Urusan cicil mencicil tampaknya sudah menjadi suatu kebudayaan baru di negeri ini. Lihat saja ‘demam’ kartu kredit dimana-mana seperti Citibank, Standard Chartered Bank, Bank BNI, Bank BII, dan lain-lain. Selain bank, lembaga keuangan non bank ternyata juga sudah mulai merambah kebudayaan baru ini seperti GE, Sumber Kredit, Columbia dan lain-lain. Gejala ini tampaknya bukan saja merupakan kebudayaan baru, tetapi juga sudah menjadi gaya hidup. Kenapa ? Bagaimana tidak, kalau saat ini orang bahkan berlomba-lomba memperoleh kartu kredit. Bahkan kartu kredit sudah menjadi kebanggaan tersendiri bagi pemiliknya. Pemilik kartu kredit seperti memiliki status sosial tersendiri yang jauh lebih tinggi ketimbang orang yang tidak memilikinya. Gaya hidup seperti ini sebenarnya telah lama dikenal, terutama untuk pengadaan rumah dan kendaraan yang lebih dikenal dengan nama KPR (kredit pemilikan rumah) dan KPKB (kredit pemilikan kendaraan bermotor). Bahkan ada idiom yang cukup tenar.. singkatan KPR BTN adalah Kepingin Punya Rumah, Bayar Tapi Nyicil…

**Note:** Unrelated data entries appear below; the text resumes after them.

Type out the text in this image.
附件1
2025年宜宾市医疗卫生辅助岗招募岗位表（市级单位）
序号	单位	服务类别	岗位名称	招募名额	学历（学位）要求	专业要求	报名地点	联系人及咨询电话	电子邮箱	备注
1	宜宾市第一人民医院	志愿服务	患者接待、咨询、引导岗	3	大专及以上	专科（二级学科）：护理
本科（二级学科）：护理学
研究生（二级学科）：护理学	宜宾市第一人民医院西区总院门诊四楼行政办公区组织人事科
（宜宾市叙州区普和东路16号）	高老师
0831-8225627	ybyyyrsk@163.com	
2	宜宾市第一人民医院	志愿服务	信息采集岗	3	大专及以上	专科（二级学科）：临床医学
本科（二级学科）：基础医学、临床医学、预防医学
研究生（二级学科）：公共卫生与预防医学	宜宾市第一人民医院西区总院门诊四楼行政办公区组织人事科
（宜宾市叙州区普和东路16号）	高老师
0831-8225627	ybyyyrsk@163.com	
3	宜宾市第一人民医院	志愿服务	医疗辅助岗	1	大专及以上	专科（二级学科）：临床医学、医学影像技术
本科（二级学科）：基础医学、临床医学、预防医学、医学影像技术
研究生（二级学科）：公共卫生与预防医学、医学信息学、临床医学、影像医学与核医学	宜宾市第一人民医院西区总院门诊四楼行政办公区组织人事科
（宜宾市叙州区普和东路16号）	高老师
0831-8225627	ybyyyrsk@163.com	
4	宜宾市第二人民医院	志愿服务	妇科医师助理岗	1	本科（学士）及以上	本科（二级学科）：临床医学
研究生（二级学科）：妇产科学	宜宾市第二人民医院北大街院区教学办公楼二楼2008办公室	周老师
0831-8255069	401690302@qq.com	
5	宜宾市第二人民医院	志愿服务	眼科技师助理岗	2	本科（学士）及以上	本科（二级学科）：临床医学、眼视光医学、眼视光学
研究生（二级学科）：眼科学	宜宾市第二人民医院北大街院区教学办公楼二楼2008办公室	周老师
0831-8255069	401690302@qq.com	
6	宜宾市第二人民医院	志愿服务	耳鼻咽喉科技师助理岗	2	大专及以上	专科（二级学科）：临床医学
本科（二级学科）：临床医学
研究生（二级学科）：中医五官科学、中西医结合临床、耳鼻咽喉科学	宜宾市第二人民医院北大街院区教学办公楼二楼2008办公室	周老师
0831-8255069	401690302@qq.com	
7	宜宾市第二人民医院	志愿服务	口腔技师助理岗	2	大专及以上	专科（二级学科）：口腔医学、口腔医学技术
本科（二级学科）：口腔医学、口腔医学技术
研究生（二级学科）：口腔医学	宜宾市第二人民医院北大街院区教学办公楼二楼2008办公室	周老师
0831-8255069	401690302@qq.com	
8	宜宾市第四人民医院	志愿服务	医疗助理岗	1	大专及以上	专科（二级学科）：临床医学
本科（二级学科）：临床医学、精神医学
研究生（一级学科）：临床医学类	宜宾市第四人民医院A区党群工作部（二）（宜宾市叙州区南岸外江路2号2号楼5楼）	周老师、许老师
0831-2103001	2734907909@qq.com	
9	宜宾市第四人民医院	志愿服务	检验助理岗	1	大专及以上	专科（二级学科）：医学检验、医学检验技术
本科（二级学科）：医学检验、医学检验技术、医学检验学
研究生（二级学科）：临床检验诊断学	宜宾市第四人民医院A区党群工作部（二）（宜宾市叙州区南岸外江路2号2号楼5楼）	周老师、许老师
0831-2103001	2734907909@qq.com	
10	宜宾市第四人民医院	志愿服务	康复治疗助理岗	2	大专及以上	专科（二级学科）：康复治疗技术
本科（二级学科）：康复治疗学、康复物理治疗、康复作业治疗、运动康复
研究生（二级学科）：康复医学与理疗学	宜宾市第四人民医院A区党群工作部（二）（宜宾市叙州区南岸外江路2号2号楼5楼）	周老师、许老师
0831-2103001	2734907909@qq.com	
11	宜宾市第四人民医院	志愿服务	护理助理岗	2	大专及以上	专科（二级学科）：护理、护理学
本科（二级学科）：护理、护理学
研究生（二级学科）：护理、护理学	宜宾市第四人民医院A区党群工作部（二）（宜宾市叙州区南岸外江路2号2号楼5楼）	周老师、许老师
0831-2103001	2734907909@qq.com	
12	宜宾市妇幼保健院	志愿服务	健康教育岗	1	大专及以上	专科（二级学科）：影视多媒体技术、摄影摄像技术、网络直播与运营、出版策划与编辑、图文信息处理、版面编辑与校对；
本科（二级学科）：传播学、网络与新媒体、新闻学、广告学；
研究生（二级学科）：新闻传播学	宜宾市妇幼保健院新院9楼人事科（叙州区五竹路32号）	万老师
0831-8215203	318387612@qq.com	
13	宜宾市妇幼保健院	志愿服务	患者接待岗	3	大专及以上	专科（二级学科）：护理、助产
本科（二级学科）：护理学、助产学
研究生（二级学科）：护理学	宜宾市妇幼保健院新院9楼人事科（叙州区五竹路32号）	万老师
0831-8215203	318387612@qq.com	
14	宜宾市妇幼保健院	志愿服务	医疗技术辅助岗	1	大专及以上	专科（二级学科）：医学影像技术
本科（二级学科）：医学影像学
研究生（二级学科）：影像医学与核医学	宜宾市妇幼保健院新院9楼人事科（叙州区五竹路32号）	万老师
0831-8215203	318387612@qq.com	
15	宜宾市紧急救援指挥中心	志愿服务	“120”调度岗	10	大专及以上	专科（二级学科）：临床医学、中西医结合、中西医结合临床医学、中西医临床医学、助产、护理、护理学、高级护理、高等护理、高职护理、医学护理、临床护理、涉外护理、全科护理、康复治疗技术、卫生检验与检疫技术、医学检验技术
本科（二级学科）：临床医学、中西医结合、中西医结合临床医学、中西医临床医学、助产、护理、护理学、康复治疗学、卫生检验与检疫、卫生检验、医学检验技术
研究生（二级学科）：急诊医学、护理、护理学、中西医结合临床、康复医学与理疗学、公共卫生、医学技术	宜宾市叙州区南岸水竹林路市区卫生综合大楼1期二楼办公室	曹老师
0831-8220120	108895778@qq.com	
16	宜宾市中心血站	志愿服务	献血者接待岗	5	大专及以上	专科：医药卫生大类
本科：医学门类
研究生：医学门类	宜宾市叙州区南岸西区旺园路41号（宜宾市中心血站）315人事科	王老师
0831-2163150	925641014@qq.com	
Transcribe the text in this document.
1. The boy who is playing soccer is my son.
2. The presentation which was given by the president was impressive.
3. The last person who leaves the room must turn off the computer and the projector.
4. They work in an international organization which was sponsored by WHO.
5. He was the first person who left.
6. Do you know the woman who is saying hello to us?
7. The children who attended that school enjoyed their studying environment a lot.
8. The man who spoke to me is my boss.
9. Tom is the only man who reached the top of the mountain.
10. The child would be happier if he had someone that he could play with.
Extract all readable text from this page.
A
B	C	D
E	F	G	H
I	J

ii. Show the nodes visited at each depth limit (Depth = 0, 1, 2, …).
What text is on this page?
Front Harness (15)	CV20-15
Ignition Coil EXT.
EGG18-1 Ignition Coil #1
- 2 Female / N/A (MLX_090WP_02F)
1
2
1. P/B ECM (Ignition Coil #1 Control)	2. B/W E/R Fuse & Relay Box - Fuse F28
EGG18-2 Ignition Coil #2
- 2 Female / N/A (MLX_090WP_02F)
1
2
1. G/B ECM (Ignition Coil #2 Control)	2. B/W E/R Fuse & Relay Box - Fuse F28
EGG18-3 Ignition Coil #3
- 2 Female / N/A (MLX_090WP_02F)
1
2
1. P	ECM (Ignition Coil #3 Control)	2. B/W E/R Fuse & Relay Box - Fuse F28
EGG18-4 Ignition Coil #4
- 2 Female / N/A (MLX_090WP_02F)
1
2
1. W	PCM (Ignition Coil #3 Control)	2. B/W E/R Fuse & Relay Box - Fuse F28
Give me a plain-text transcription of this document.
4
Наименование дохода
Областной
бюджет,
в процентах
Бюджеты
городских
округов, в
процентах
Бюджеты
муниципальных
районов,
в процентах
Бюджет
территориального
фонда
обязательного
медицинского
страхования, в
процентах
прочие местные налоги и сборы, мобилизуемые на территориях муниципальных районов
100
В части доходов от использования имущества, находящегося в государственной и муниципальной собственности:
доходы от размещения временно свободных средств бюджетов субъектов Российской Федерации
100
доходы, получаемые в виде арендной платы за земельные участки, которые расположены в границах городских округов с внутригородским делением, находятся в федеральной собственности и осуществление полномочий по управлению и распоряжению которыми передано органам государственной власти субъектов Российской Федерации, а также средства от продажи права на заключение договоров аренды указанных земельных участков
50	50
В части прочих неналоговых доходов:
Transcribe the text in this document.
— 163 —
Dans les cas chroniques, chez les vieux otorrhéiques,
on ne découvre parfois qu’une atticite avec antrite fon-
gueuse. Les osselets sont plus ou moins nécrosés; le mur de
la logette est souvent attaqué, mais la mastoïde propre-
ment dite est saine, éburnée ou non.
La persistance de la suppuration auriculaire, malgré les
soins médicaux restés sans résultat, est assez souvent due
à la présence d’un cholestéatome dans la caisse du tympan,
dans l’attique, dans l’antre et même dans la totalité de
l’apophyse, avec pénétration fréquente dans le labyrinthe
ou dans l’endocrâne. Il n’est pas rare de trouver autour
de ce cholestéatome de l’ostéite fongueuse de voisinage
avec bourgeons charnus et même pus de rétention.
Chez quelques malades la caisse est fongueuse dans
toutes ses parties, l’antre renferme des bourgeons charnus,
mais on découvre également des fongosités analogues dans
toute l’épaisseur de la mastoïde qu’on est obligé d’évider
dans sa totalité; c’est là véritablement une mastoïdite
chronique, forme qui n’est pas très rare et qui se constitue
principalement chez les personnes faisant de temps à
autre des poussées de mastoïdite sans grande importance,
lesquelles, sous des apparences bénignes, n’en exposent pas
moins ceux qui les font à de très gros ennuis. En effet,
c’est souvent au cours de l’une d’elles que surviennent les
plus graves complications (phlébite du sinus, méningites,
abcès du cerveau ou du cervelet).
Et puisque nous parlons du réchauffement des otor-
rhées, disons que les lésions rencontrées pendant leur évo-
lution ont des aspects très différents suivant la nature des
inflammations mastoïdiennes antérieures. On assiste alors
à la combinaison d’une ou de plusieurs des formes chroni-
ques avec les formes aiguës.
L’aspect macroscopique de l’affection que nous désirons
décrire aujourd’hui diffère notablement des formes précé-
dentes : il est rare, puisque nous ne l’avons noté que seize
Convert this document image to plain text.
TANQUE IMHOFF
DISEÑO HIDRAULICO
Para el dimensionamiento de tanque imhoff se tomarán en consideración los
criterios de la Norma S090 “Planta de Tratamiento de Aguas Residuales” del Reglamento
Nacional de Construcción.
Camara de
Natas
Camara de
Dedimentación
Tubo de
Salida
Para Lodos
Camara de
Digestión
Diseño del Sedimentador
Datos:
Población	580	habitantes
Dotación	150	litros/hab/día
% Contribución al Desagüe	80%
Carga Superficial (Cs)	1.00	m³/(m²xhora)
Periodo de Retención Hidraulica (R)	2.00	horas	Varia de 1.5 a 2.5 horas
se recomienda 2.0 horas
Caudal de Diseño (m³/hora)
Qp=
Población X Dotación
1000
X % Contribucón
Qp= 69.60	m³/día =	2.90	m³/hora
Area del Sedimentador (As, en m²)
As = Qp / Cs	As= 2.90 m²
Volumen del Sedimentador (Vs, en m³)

Minimal ada 2 (dua) motivasi utama munculnya gaya hidup “cicil mencicil” ini. Motivasi pertama adalah investasi. Hal ini cenderung dilakukan oleh orang-orang yang memiliki dana berlebih. Dengan menggunakan sistem cicilan, maka diharapkan akan terjadi penundaan penggunaan dana, sehingga dapat dialihkan untuk tujuan investasi. Sedangkan motivasi yang kedua adalah keharusan. Hal ini dilakukan oleh orang-orang yang tidak memiliki dana secara tunai. Tampaknya alasan yang kedua ini merupakan motivasi yang terbesar dari masyarakat yang menggunakan sistem cicilan untuk pengadaan rumah atau kendaraan. Hal ini merupakan implikasi dari tingginya harga pengadaan barang apabila dibandingkan dengan penghasilan yang dimiliki. Bahkan ada frase yang cukup tenar : “Kalau tidak mencicil, kapan bisa punya barang ?”. Apapun motivasinya, secara tidak sadar kita telah membentuk suatu kebudayaan baru, “cicil mencicil”.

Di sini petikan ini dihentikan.